Some clinical trials have shown that targeted therapies greatly prolong progression-free survival with less toxicity compared with standard chemotherapy4,5, but unfortunately, patients with KRAS mutation can hardly benefit from neither targeted therapies nor standard chemotherapy58. In this case, to explore the potent drug targets for KRAS mutation is a urgent need. However, the relative paucity of biomarkers in mCRC has slowed our progress in this area59.

Here, a potential drug target derived from our model was identified. Among 19 candidate genes of KRD score. The expression of SPINK4 was found to be the best independent prognostic index. Serine protease inhibitors Kazal type (SPINK) is one branch of the family of serine protease inhibitors, consisting of a large family of genes with multiple functions. SPINK family members shared a comparable structure known as Kazal type serine protease inhibitor domain60,61,62. The typical Kazal domain composed of 50–60 amino acid residues, with 6 cysteine residues forming three pairs of disulfide bonds for stabilization and a relatively conserved sequence included. SPINKs can regulate serine proteases to prevent the imbalance of protease activity. Some recent studies have reported the relationship between SPINK family and tumors63,64,65,66. SPINK4 is abundantly expressed in goblet cells, and recent research found that the expression of serum SPINK4 in patients with colon cancer is elevated with high diagnostic value64. However, the function of this gene in the pathogenesis of colorectal cancer is undetermined. And no link between the KRAS signaling pathway and SPINK4 could be found in the literature available, warranting further exploration and investigation.

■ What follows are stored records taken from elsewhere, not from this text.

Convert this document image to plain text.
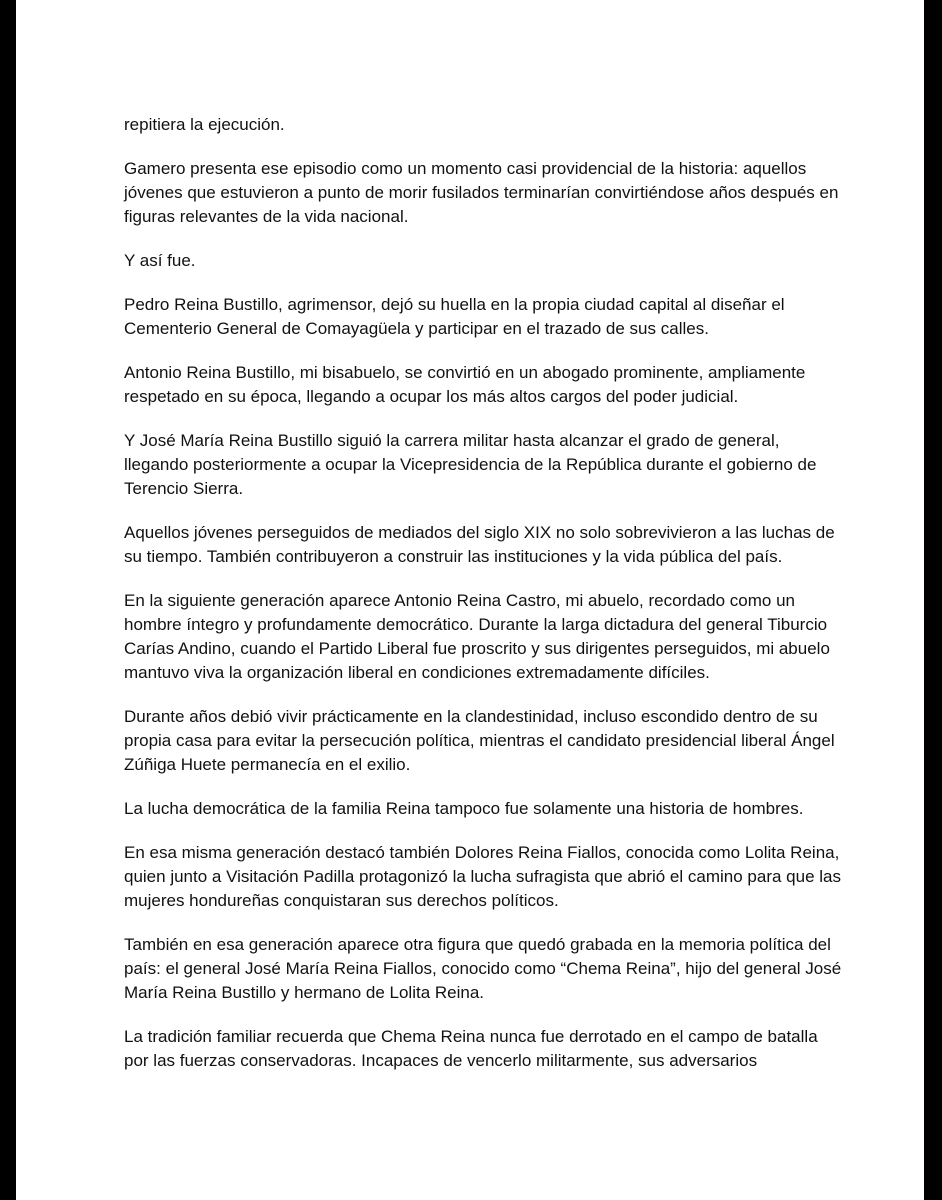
repitiera la ejecución.

Gamero presenta ese episodio como un momento casi providencial de la historia: aquellos jóvenes que estuvieron a punto de morir fusilados terminarían convirtiéndose años después en figuras relevantes de la vida nacional.

Y así fue.

Pedro Reina Bustillo, agrimensor, dejó su huella en la propia ciudad capital al diseñar el Cementerio General de Comayagüela y participar en el trazado de sus calles.

Antonio Reina Bustillo, mi bisabuelo, se convirtió en un abogado prominente, ampliamente respetado en su época, llegando a ocupar los más altos cargos del poder judicial.

Y José María Reina Bustillo siguió la carrera militar hasta alcanzar el grado de general, llegando posteriormente a ocupar la Vicepresidencia de la República durante el gobierno de Terencio Sierra.

Aquellos jóvenes perseguidos de mediados del siglo XIX no solo sobrevivieron a las luchas de su tiempo. También contribuyeron a construir las instituciones y la vida pública del país.

En la siguiente generación aparece Antonio Reina Castro, mi abuelo, recordado como un hombre íntegro y profundamente democrático. Durante la larga dictadura del general Tiburcio Carías Andino, cuando el Partido Liberal fue proscrito y sus dirigentes perseguidos, mi abuelo mantuvo viva la organización liberal en condiciones extremadamente difíciles.

Durante años debió vivir prácticamente en la clandestinidad, incluso escondido dentro de su propia casa para evitar la persecución política, mientras el candidato presidencial liberal Ángel Zúñiga Huete permanecía en el exilio.

La lucha democrática de la familia Reina tampoco fue solamente una historia de hombres.

En esa misma generación destacó también Dolores Reina Fiallos, conocida como Lolita Reina, quien junto a Visitación Padilla protagonizó la lucha sufragista que abrió el camino para que las mujeres hondureñas conquistaran sus derechos políticos.

También en esa generación aparece otra figura que quedó grabada en la memoria política del país: el general José María Reina Fiallos, conocido como “Chema Reina”, hijo del general José María Reina Bustillo y hermano de Lolita Reina.

La tradición familiar recuerda que Chema Reina nunca fue derrotado en el campo de batalla por las fuerzas conservadoras. Incapaces de vencerlo militarmente, sus adversarios
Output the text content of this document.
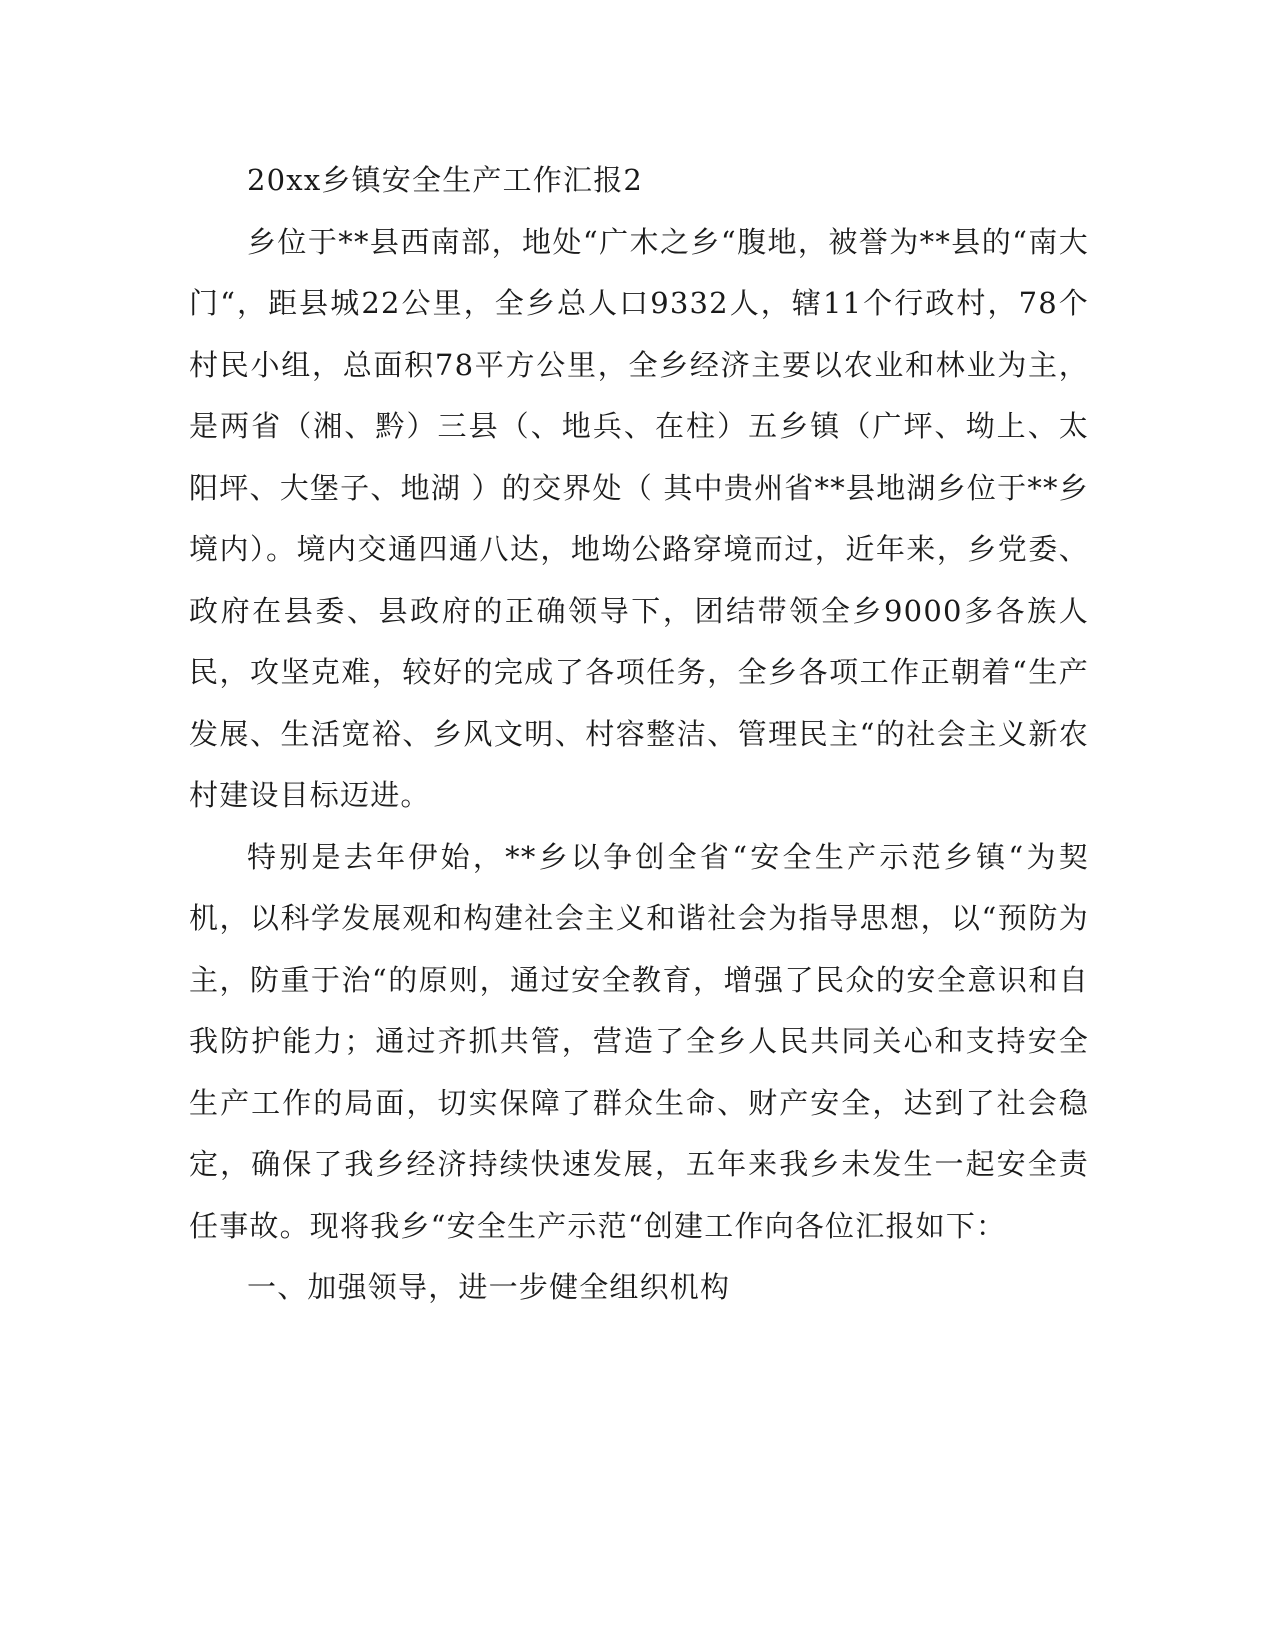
20xx乡镇安全生产工作汇报2

乡位于**县西南部，地处“广木之乡“腹地，被誉为**县的“南大门“，距县城22公里，全乡总人口9332人，辖11个行政村，78个村民小组，总面积78平方公里，全乡经济主要以农业和林业为主，是两省（湘、黔）三县（、地兵、在柱）五乡镇（广坪、坳上、太阳坪、大堡子、地湖 ）的交界处（ 其中贵州省**县地湖乡位于**乡境内）。境内交通四通八达，地坳公路穿境而过，近年来，乡党委、政府在县委、县政府的正确领导下，团结带领全乡9000多各族人民，攻坚克难，较好的完成了各项任务，全乡各项工作正朝着“生产发展、生活宽裕、乡风文明、村容整洁、管理民主“的社会主义新农村建设目标迈进。

特别是去年伊始，**乡以争创全省“安全生产示范乡镇“为契机，以科学发展观和构建社会主义和谐社会为指导思想，以“预防为主，防重于治“的原则，通过安全教育，增强了民众的安全意识和自我防护能力；通过齐抓共管，营造了全乡人民共同关心和支持安全生产工作的局面，切实保障了群众生命、财产安全，达到了社会稳定，确保了我乡经济持续快速发展，五年来我乡未发生一起安全责任事故。现将我乡“安全生产示范“创建工作向各位汇报如下：

一、加强领导，进一步健全组织机构
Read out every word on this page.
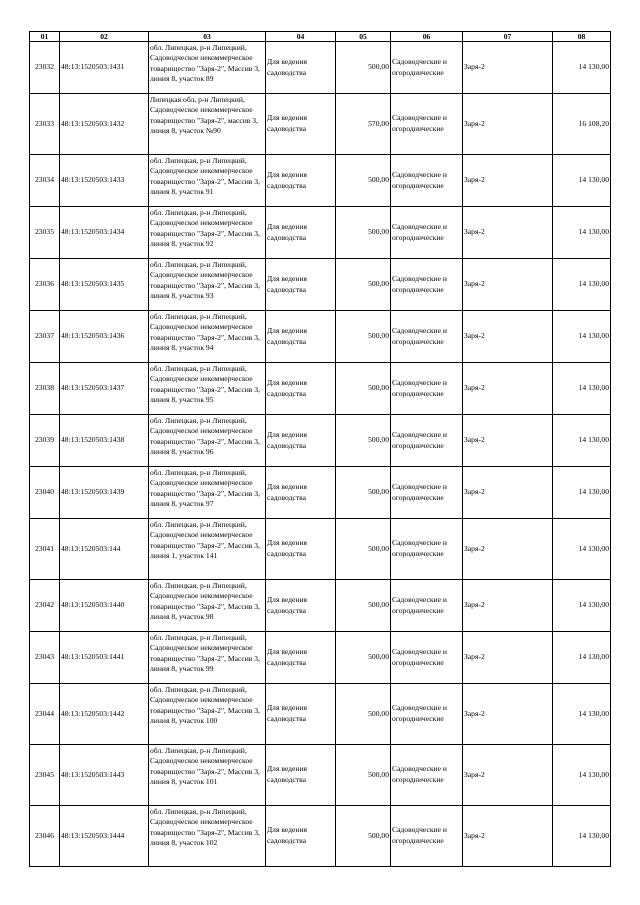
01	02	03	04	05	06	07	08
23032	48:13:1520503:1431	обл. Липецкая, р-н Липецкий, Садоводческое некоммерческое товарищество "Заря-2", Массив 3, линия 8, участок 89	Для ведения садоводства	500,00	Садоводческие и огороднические	Заря-2	14 130,00
23033	48:13:1520503:1432	Липецкая обл, р-н Липецкий, Садоводческое некоммерческое товарищество "Заря-2", массив 3, линия 8, участок №90	Для ведения садоводства	570,00	Садоводческие и огороднические	Заря-2	16 108,20
23034	48:13:1520503:1433	обл. Липецкая, р-н Липецкий, Садоводческое некоммерческое товарищество "Заря-2", Массив 3, линия 8, участок 91	Для ведения садоводства	500,00	Садоводческие и огороднические	Заря-2	14 130,00
23035	48:13:1520503:1434	обл. Липецкая, р-н Липецкий, Садоводческое некоммерческое товарищество "Заря-2", Массив 3, линия 8, участок 92	Для ведения садоводства	500,00	Садоводческие и огороднические	Заря-2	14 130,00
23036	48:13:1520503:1435	обл. Липецкая, р-н Липецкий, Садоводческое некоммерческое товарищество "Заря-2", Массив 3, линия 8, участок 93	Для ведения садоводства	500,00	Садоводческие и огороднические	Заря-2	14 130,00
23037	48:13:1520503:1436	обл. Липецкая, р-н Липецкий, Садоводческое некоммерческое товарищество "Заря-2", Массив 3, линия 8, участок 94	Для ведения садоводства	500,00	Садоводческие и огороднические	Заря-2	14 130,00
23038	48:13:1520503:1437	обл. Липецкая, р-н Липецкий, Садоводческое некоммерческое товарищество "Заря-2", Массив 3, линия 8, участок 95	Для ведения садоводства	500,00	Садоводческие и огороднические	Заря-2	14 130,00
23039	48:13:1520503:1438	обл. Липецкая, р-н Липецкий, Садоводческое некоммерческое товарищество "Заря-2", Массив 3, линия 8, участок 96	Для ведения садоводства	500,00	Садоводческие и огороднические	Заря-2	14 130,00
23040	48:13:1520503:1439	обл. Липецкая, р-н Липецкий, Садоводческое некоммерческое товарищество "Заря-2", Массив 3, линия 8, участок 97	Для ведения садоводства	500,00	Садоводческие и огороднические	Заря-2	14 130,00
23041	48:13:1520503:144	обл. Липецкая, р-н Липецкий, Садоводческое некоммерческое товарищество "Заря-2", Массив 3, линия 1, участок 141	Для ведения садоводства	500,00	Садоводческие и огороднические	Заря-2	14 130,00
23042	48:13:1520503:1440	обл. Липецкая, р-н Липецкий, Садоводческое некоммерческое товарищество "Заря-2", Массив 3, линия 8, участок 98	Для ведения садоводства	500,00	Садоводческие и огороднические	Заря-2	14 130,00
23043	48:13:1520503:1441	обл. Липецкая, р-н Липецкий, Садоводческое некоммерческое товарищество "Заря-2", Массив 3, линия 8, участок 99	Для ведения садоводства	500,00	Садоводческие и огороднические	Заря-2	14 130,00
23044	48:13:1520503:1442	обл. Липецкая, р-н Липецкий, Садоводческое некоммерческое товарищество "Заря-2", Массив 3, линия 8, участок 100	Для ведения садоводства	500,00	Садоводческие и огороднические	Заря-2	14 130,00
23045	48:13:1520503:1443	обл. Липецкая, р-н Липецкий, Садоводческое некоммерческое товарищество "Заря-2", Массив 3, линия 8, участок 101	Для ведения садоводства	500,00	Садоводческие и огороднические	Заря-2	14 130,00
23046	48:13:1520503:1444	обл. Липецкая, р-н Липецкий, Садоводческое некоммерческое товарищество "Заря-2", Массив 3, линия 8, участок 102	Для ведения садоводства	500,00	Садоводческие и огороднические	Заря-2	14 130,00
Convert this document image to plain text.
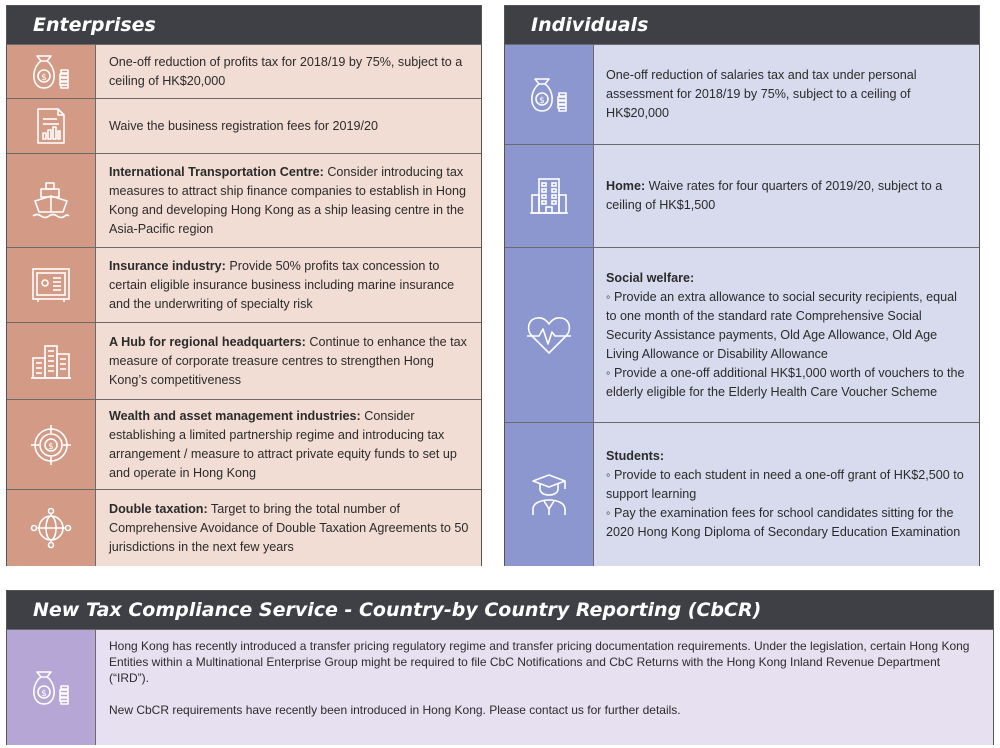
Enterprises
$
One-off reduction of profits tax for 2018/19 by 75%, subject to a ceiling of HK$20,000
Waive the business registration fees for 2019/20
International Transportation Centre: Consider introducing tax measures to attract ship finance companies to establish in Hong Kong and developing Hong Kong as a ship leasing centre in the Asia-Pacific region
Insurance industry: Provide 50% profits tax concession to certain eligible insurance business including marine insurance and the underwriting of specialty risk
A Hub for regional headquarters: Continue to enhance the tax measure of corporate treasure centres to strengthen Hong Kong’s competitiveness
$
Wealth and asset management industries: Consider establishing a limited partnership regime and introducing tax arrangement / measure to attract private equity funds to set up and operate in Hong Kong
Double taxation: Target to bring the total number of Comprehensive Avoidance of Double Taxation Agreements to 50 jurisdictions in the next few years
Individuals
$
One-off reduction of salaries tax and tax under personal assessment for 2018/19 by 75%, subject to a ceiling of HK$20,000
Home: Waive rates for four quarters of 2019/20, subject to a ceiling of HK$1,500
Social welfare:
◦ Provide an extra allowance to social security recipients, equal to one month of the standard rate Comprehensive Social Security Assistance payments, Old Age Allowance, Old Age Living Allowance or Disability Allowance
◦ Provide a one-off additional HK$1,000 worth of vouchers to the elderly eligible for the Elderly Health Care Voucher Scheme
Students:
◦ Provide to each student in need a one-off grant of HK$2,500 to support learning
◦ Pay the examination fees for school candidates sitting for the 2020 Hong Kong Diploma of Secondary Education Examination
New Tax Compliance Service - Country-by Country Reporting (CbCR)
$

Hong Kong has recently introduced a transfer pricing regulatory regime and transfer pricing documentation requirements. Under the legislation, certain Hong Kong Entities within a Multinational Enterprise Group might be required to file CbC Notifications and CbC Returns with the Hong Kong Inland Revenue Department (“IRD”).

New CbCR requirements have recently been introduced in Hong Kong. Please contact us for further details.
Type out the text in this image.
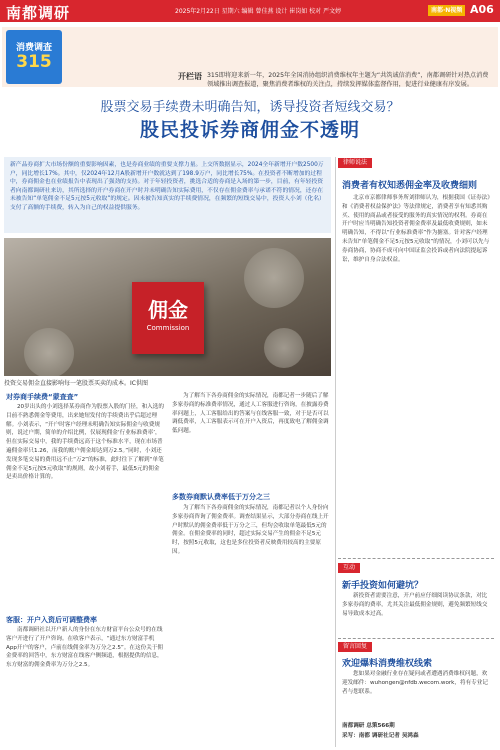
南都调研	2025年2月22日 星期六 编辑 曾佳燕 设计 崔岗如 校对 严文婷	南都·N视频 A06
消费调查
315
开栏语 315即将迎来新一年，2025年全国消协组织消费维权年主题为“共筑诚信消费”，南都调研针对热点消费领域推出调查报道，聚焦消费者维权的关注点，持续发挥媒体监督作用，促进行业健康有序发展。
股票交易手续费未明确告知，诱导投资者短线交易？
股民投诉券商佣金不透明
新产品券商扩大市场份额的重要影响因素，也是券商业绩的重要支撑力量。上交所数据显示，2024全年新增开户数2500万户，同比增长17%。其中，仅2024年12月A股新增开户数就达到了198.9万户，同比增长75%。在投资者不断增加的过程中，券商佣金也在业绩报告中表现出了强劲的支持。对于年轻投资者，挑选合适的券商是入场的第一步，目前，有年轻投资者向南都调研社来访，其所选择的开户券商在开户时并未明确告知实际费用，不仅存在佣金费率与承诺不符的情况，还存在未被告知“单笔佣金不足5元按5元收取”的规定。因未被告知真实的手续费情况，在频繁的短线交易中，投资人小刘（化名）支付了高额的手续费，转入为自己的权益提供服务。
佣金
Commission
投资交易佣金直接影响每一笔股票买卖的成本。IC供图
对券商手续费“蒙查查”
20岁出头的小刘选择某券商作为股票入股的门径，和入选的目前不熟悉佣金等费用，出来她短发付的手续费出乎后超过理解。小刘表示，“开户时客户经理未明确告知实际佣金与收费规则，说过户期，简单的介绍比例，仅展现佣金‘行业标准费率’，但在实际交易中，我的手续费远高于这个标准水平，现在市场普遍佣金率只1.26，而我的账户佣金却达到万2.5。”同时，小刘还发现多笔交易的费用远不止“万2”的标准，此时往下了解到“单笔佣金不足5元按5元收取”的规则，故小刘着手，最低5元的佣金是卖出价格计算的。
客服：开户入资后可调整费率
南都调研社以开户新人的身份在东方财富平台公众号的在线客户开进行了开户咨询。在收客户表示，“通过东方财富手机App开户的客户，卢前在线佣金率为万分之2.5”。在这份关于佣金费率的回答中，东方财富在线客户侧频道，根据提供的信息，东方财富的佣金费率为万分之2.5。
为了解当下各券商佣金的实际情况，南都记者一步随后了解多家券商的标准费率情况，通过人工客服进行咨询，在披露券费率问题上，人工客服给出的答案与在线客服一致，对于是否可以调低费率，人工客服表示可在开户入资后，再度致电了解佣金调低问题。
多数券商默认费率低于万分之三
为了解当下各券商佣金的实际情况，南都记者以个人身份向多家券商咨询了佣金费率。调查结果显示，大部分券商在线上开户时默认的佣金费率低于万分之三，但均会收取单笔最低5元的佣金。在佣金费率的同时，超过实际交易产生的佣金不足5元时，按照5元收取，这也是多位投资者反映费用较高的主要原因。
律师说法
消费者有权知悉佣金率及收费细则
北京市京都律师事务所刘律师认为，根据我国《证券法》和《消费者权益保护法》等法律规定，消费者享有知悉其购买、使用的商品或者接受的服务的真实情况的权利。券商在开户时应当明确告知投资者佣金费率及最低收费规则，如未明确告知，不得以“行业标准费率”作为搪塞。针对客户经理未告知“单笔佣金不足5元按5元收取”的情况，小刘可以先与券商协商，协商不成可向中国证监会投诉或者向法院提起诉讼，维护自身合法权益。
互动
新手投资如何避坑？
新投资者需要注意，开户前应仔细阅读协议条款，对比多家券商的费率，尤其关注最低佣金规则，避免频繁短线交易导致成本过高。
留言回复
欢迎爆料消费维权线索
您如果对金融行业存在疑问或者遭遇消费维权问题，欢迎发邮件：wuhongen@nfdb.wecom.work，将有专业记者与您联系。
南都调研 总策566期
采写：南都 调研社记者 吴鸿森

Consequently, we explored the character of SPINK4 in colon cancer microenvironment as well as in other cancer types. The results indicated that the expression of SPINK4 was correlated with immune cell infiltration, which indicated that SPINK4 might participate in the occurrence and development of cancers by regulating the recruitment of immune cells. Then, the functional experiment showed that the silence of SPINK4 promoted the proliferation and migration of cancer cells, suggesting SPINK4 as a tumor suppressor gene. Pan-cancer analysis revealed that SPINK4 expression was significantly associated with survival, clinical stage, immune score, TMB score and MSI in many other cancer types. Altogether, SPINK4 may serve as a potential drug target for the treatment of cancer patients.

It should be acknowledged that our findings still have some limitations. Firstly, this study used mainly online datasets for analysis, and further validation is required with more supplement from clinical data. Moreover, it is still unclear why patients with lower scores of this prognostic model are more likely to benefit from different medications. Besides, the mechanism of SPINK4 in impacting proliferation and migration of tumor cells remains still unclear, so more experiments for confirmation is necessary. In addition, our findings were obtained from a retrospective study and require further validation through a prospective study. With these restrictions, our future work will focus on aspects as listed: (1) conduct animal experiment to verify current findings; (2) design further experiments to explore the underlying molecular mechanisms; (3) collect more clinical information to confirm the effectiveness of our risk model; (4) validate our conclusions with a prospective study. Further optimization is warranted to make this model more applicable and accessible for clinical practice.

Conclusion

In conclusion, we identified and validated a KRAS related signature and comprehensively explored its role in characterizing genomic alteration, immune microenvironment and drug sensitivity of colon cancer. We proved that KRAS related signature might serve as a predictor for individual prognosis and response to treatments. The findings hold the potential for translational applications within the clinical domain, offering the prospect of prognostic modeling for patient outcomes and serving as a guiding compass for the administration of pharmaceutical interventions. The expression of SPINK4 was a independent prognostic predictor, and the knockdown of SPINK4 enhanced the proliferation and migration of colon cancer cells. This gene presents a convincing prospect as a promising drug target warranting further exploration and rigorous investigation.